Skripal was sentenced to 13 years in jail for spying for Britain in Russia in August 2006 after being convicted of “high treason in the form of espionage”.
Russian prosecutors said he had been paid $100,000 by MI6 for information, which he had been supplying since the 1990s when he was a serving officer. The FSB, Russia’s security agency, said the information passed to MI6 by Skripal constituted state secrets.
Skripal served in Russia’s GRU military intelligence until 1999, reaching the rank of colonel. He then worked at the Russian foreign ministry’s office in Moscow until 2003, when he went into business.
“You outplayed me,” Skripal reportedly told FSB agents after his arrest. An FSB spokesperson compared Skripal to Colonel Oleg Penkovsky, who was executed by the Soviet Union in 1963 for supplying the United States with information during the Cuban missile crisis.
In July 2010, the then Russian president, Dmitry Medvedev, pardoned Skripal and the former colonel was one of four spies exchanged for 10 deep cover “sleeper” agents planted in the US by Moscow.
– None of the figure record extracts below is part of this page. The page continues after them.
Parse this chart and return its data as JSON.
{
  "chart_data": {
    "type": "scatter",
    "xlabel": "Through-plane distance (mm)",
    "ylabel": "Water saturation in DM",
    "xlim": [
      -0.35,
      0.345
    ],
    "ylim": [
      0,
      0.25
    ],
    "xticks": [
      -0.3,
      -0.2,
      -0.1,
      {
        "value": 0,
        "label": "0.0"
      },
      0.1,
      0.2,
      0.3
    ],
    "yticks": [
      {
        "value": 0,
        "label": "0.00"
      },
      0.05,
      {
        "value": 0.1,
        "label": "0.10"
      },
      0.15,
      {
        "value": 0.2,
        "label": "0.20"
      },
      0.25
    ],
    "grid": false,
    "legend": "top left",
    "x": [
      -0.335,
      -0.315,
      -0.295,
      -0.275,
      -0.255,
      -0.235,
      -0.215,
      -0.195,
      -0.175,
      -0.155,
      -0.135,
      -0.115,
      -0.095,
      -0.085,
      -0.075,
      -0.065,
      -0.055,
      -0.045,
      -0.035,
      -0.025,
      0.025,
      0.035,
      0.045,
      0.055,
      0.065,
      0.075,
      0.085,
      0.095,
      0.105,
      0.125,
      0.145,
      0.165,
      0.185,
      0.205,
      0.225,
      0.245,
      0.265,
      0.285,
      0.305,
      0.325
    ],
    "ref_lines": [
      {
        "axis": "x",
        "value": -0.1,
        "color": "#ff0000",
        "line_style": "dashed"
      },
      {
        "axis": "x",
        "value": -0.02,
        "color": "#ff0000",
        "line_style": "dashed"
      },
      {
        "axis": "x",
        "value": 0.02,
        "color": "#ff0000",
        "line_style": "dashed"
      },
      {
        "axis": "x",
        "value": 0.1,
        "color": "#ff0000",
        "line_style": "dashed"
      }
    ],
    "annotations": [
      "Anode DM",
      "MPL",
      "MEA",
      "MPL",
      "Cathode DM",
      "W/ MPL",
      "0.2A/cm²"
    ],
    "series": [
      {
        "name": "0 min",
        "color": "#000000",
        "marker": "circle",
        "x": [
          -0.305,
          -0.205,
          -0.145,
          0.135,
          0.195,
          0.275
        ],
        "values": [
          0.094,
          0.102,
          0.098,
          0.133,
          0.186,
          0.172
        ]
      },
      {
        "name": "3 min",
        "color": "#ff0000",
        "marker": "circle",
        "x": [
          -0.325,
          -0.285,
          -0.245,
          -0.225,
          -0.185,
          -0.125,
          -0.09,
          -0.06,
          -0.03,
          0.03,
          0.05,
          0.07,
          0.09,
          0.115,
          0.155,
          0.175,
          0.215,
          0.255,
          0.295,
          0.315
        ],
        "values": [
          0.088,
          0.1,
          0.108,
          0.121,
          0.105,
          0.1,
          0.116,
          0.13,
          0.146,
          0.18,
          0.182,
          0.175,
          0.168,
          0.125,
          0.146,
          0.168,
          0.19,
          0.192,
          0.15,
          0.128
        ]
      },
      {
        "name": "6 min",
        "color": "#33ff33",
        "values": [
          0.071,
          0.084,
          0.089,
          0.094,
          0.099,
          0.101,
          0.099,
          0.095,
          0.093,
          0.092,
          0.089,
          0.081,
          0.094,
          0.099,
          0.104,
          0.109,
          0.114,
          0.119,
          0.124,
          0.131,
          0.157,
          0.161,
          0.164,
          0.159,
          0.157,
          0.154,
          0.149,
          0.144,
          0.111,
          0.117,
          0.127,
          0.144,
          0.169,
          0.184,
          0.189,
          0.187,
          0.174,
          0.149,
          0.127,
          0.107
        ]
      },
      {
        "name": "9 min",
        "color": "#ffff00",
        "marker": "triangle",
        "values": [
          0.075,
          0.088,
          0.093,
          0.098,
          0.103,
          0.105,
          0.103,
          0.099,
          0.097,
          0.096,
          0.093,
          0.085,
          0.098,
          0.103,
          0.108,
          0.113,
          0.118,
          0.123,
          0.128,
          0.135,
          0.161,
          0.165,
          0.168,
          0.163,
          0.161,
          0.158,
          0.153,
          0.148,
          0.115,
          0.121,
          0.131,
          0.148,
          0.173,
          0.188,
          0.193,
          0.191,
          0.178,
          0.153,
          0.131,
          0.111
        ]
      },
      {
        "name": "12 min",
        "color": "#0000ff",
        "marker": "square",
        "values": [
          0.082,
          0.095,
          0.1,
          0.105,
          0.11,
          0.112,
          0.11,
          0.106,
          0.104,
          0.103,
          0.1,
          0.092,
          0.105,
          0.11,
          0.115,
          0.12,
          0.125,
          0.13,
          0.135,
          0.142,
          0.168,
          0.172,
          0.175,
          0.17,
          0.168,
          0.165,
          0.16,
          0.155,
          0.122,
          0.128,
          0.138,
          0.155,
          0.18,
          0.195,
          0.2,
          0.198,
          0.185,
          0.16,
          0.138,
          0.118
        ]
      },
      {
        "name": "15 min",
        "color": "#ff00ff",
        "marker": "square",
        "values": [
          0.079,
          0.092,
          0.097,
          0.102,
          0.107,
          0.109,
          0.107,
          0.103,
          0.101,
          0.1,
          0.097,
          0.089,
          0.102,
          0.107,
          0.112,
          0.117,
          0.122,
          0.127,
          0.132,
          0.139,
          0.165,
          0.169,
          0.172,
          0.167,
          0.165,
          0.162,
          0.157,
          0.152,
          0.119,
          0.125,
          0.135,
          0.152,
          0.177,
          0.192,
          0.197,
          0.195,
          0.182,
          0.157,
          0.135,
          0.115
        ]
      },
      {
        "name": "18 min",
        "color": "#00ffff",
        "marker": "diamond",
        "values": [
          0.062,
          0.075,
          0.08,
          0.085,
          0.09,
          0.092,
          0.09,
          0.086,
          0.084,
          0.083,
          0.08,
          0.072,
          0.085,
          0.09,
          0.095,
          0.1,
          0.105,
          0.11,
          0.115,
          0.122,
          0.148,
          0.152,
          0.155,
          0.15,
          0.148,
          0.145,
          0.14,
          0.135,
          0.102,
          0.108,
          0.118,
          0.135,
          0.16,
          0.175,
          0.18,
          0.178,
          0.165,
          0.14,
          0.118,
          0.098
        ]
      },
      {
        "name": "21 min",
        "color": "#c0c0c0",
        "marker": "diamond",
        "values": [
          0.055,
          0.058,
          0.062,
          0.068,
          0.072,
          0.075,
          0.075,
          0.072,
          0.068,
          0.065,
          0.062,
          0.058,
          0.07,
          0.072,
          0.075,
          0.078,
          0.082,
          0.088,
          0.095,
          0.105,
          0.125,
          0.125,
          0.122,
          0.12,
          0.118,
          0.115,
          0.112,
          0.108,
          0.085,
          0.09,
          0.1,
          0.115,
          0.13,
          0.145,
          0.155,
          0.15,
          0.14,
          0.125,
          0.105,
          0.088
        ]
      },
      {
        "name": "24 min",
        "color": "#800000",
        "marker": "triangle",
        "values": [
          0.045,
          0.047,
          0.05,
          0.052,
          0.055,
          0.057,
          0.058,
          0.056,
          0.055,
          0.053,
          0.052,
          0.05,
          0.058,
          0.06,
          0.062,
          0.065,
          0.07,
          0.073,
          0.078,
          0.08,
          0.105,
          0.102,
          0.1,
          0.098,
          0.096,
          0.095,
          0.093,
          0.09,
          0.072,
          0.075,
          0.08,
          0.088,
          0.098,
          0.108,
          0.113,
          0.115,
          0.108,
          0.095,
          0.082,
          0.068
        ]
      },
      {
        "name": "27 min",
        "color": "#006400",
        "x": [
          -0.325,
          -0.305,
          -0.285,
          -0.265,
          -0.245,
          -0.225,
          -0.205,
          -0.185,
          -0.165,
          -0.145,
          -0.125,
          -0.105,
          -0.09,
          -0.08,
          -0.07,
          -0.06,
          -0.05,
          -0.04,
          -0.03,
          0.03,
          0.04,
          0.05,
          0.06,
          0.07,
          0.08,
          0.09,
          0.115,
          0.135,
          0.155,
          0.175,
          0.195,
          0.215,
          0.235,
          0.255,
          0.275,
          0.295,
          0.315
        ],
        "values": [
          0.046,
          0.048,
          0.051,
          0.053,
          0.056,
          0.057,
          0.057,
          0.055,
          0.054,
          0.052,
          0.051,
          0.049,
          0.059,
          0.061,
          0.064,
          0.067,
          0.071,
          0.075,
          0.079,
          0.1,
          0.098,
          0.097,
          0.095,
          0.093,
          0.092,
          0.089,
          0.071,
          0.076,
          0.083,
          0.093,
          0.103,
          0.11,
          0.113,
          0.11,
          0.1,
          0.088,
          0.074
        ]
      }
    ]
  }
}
He and another Russian were flown to the UK after the exchange and were debriefed by MI5 and MI6 officers. At the time, Skripal was considered the more important of the two spies brought to Britain. It was assumed that Skripal had since been given a new identity, a home and a pension.
The two Russians who went to the US were Alexander Zaporozhsky, a KGB colonel whose information unmasked traitors inside the CIA and FBI, and Gennady Vasilenko, a former KGB officer.